4. Opportunities: Yes, the Democrats are a “capitalist” party. Barack Obama could not have become president without the aid of obscenely rich people, and Hillary and Bill Clinton have cultivated the Davos set for decades. And, yes, most Democratic candidates will shift to the right on many issues if that will help them win a close election.

The point, however, is to change that. Despite having “friends” on Wall Street and among the CEOs and CIOs in Silicon Valley, the Democrats are also an institution that’s quite open to participation by individuals and groups at nearly every level—from county committees to campaign staffs to elections of delegates to the quadrennial nominating convention. That means there are plenty of opportunities to nudge, or push, the party to the left. Take the Progressive Change Campaign Committee (which, full disclosure, was co-founded by Stephanie Taylor, a history grad student at Georgetown on whose dissertation committee I serve). The PCCC promotes and helps raise donations for Democrats whose political stands it applauds: debt-free college, expanding Social Security, passing a constitutional amendment to overturn the Citizens United ruling, and more. The organization led the effort to persuade Elizabeth Warren to run for the U.S. Senate and currently claims almost 1 million members.

5. No (Serious) Alternative: It would be wonderful to belong to and vote for a party that stood unambiguously for democratic socialist principles, articulated them to diverse constituencies in fresh and thrilling ways, and had the ability to compete for every office from mayor to legislator to governor to senator to president. But not many Americans speak Norwegian.

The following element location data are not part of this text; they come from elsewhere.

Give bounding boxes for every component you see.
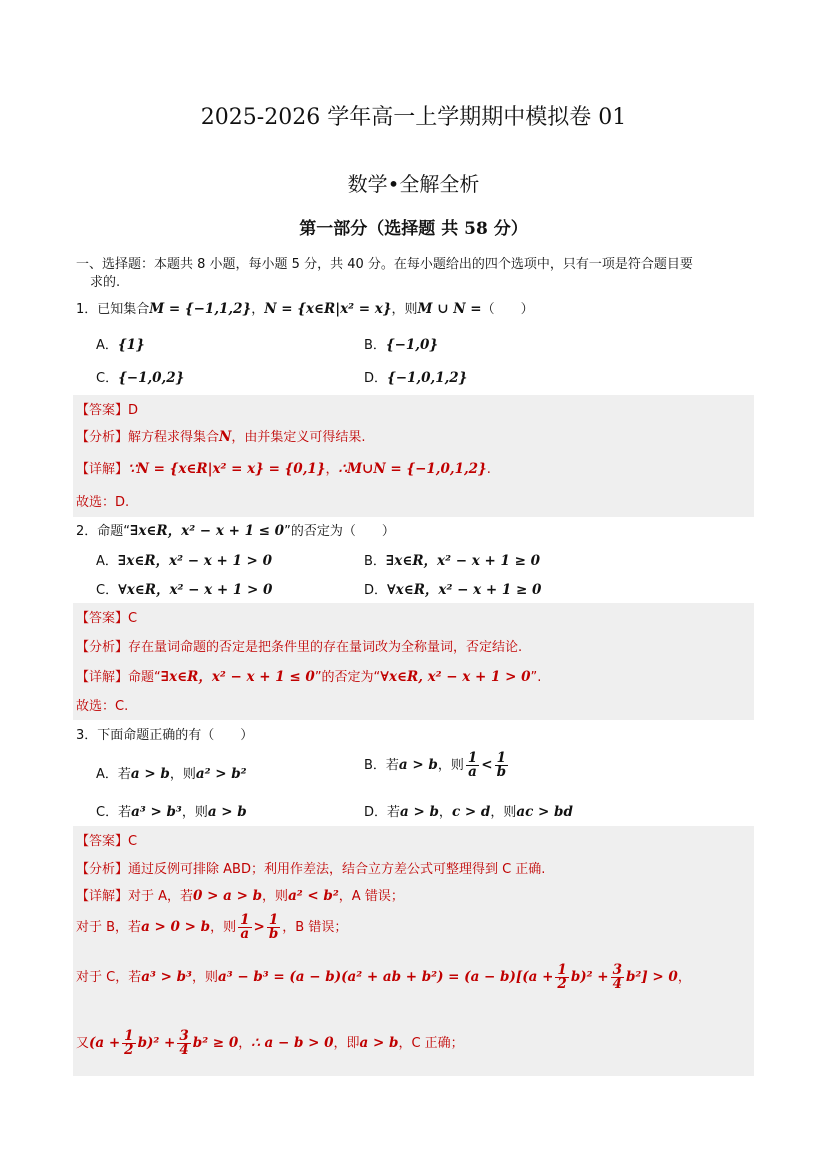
q3-option-d: D．若a > b，c > d，则ac > bd	[364, 804, 573, 820]
q3-option-b: B．若a > b，则 $\frac{1}{a}$ < $\frac{1}{b}$	[364, 750, 507, 780]
q2-answer: 【答案】C	[76, 611, 138, 626]
fraction: $\frac{1}{b}$	[496, 750, 507, 780]
q2-option-d: D．∀x∈R，x² − x + 1 ≥ 0	[364, 582, 542, 598]
q2-detail: 【详解】命题“∃x∈R，x² − x + 1 ≤ 0”的否定为“∀x∈R, x² − x + 1 > 0”.	[76, 669, 542, 685]
q1-option-b: B．{−1,0}	[364, 337, 439, 353]
fraction: $\frac{1}{2}$	[124, 1028, 134, 1058]
q3-analysis: 【分析】通过反例可排除 ABD；利用作差法，结合立方差公式可整理得到 C 正确.	[76, 862, 546, 877]
page-subtitle: 数学•全解全析	[347, 172, 480, 196]
q2-option-a: A．∃x∈R，x² − x + 1 > 0	[96, 553, 272, 569]
q2-option-c: C．∀x∈R，x² − x + 1 > 0	[96, 582, 273, 598]
question-2-stem: 2．命题“∃x∈R，x² − x + 1 ≤ 0”的否定为（ ）	[76, 523, 395, 539]
q1-solution-box	[73, 395, 754, 517]
q3-answer: 【答案】C	[76, 834, 138, 849]
question-3-stem: 3．下面命题正确的有（ ）	[76, 728, 254, 743]
q3-option-c: C．若a³ > b³，则a > b	[96, 804, 247, 820]
set-n: N = {x∈R|x² = x}	[264, 301, 392, 317]
q2-option-b: B．∃x∈R，x² − x + 1 ≥ 0	[364, 553, 540, 569]
page-title: 2025-2026 学年高一上学期期中模拟卷 01	[200, 105, 627, 130]
fraction: $\frac{1}{a}$	[240, 912, 250, 942]
set-m: M = {−1,1,2}	[149, 301, 252, 317]
q1-option-c: C．{−1,0,2}	[96, 370, 185, 386]
fraction: $\frac{1}{a}$	[467, 750, 478, 780]
union-expression: M ∪ N =	[417, 301, 482, 317]
q2-analysis: 【分析】存在量词命题的否定是把条件里的存在量词改为全称量词，否定结论.	[76, 640, 523, 655]
q3-option-a: A．若a > b，则a² > b²	[96, 766, 247, 782]
q1-option-a: A．{1}	[96, 337, 145, 353]
instructions	[76, 256, 756, 292]
q1-answer: 【答案】D	[76, 403, 139, 418]
fraction: $\frac{1}{2}$	[557, 962, 567, 992]
instructions-line-1: 一、选择题：本题共 8 小题，每小题 5 分，共 40 分。在每小题给出的四个选项中，只有一项是符合题目要	[76, 257, 693, 272]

In the United States, there are innumerable obstacles to starting and sustaining a serious new party on the left: the electoral laws work against it, most of the media would ignore it, the expenses of building the infrastructure are prohibitive, and the constituency for such a party doesn’t currently exist. A majority of Americans do say they would like to have a third party to vote for. But at least as many of those people stand on the right as on the left, and many others just despise “politics as usual” and seldom, if ever, vote. In the meantime, a tiny, existing left-wing party can run a famous individual for president who manages to win enough votes to tip a critical state to the Republican nominee. In 2000, if just one percent of the 97,488 Floridians who voted for Ralph Nader had, instead, chosen Al Gore, George W. Bush would have remained in Texas. And the United States would probably not have invaded Iraq in 2003. Bernie Sanders knows all this—which is why he decided to run for president as a Democrat.

For Americans on the left, whether to vote and canvass for Democrats, and perhaps run for office as one, ought not to be a matter of principle. It’s a pragmatic question: can one do more to make the United States a more just and humane society and help people in other societies by working inside, as well as outside, the party, or by ignoring or denouncing it? Of course, leftists in the United States should continue to do what they have always done: stage protests, build movements, educate people, lobby politicians, and create institutions that try to improve the lives of the people whom they serve. But political parties are essential to a healthy democracy. And right now, the Democrats are the only party we have.


Michael Kazin is co-editor of Dissent.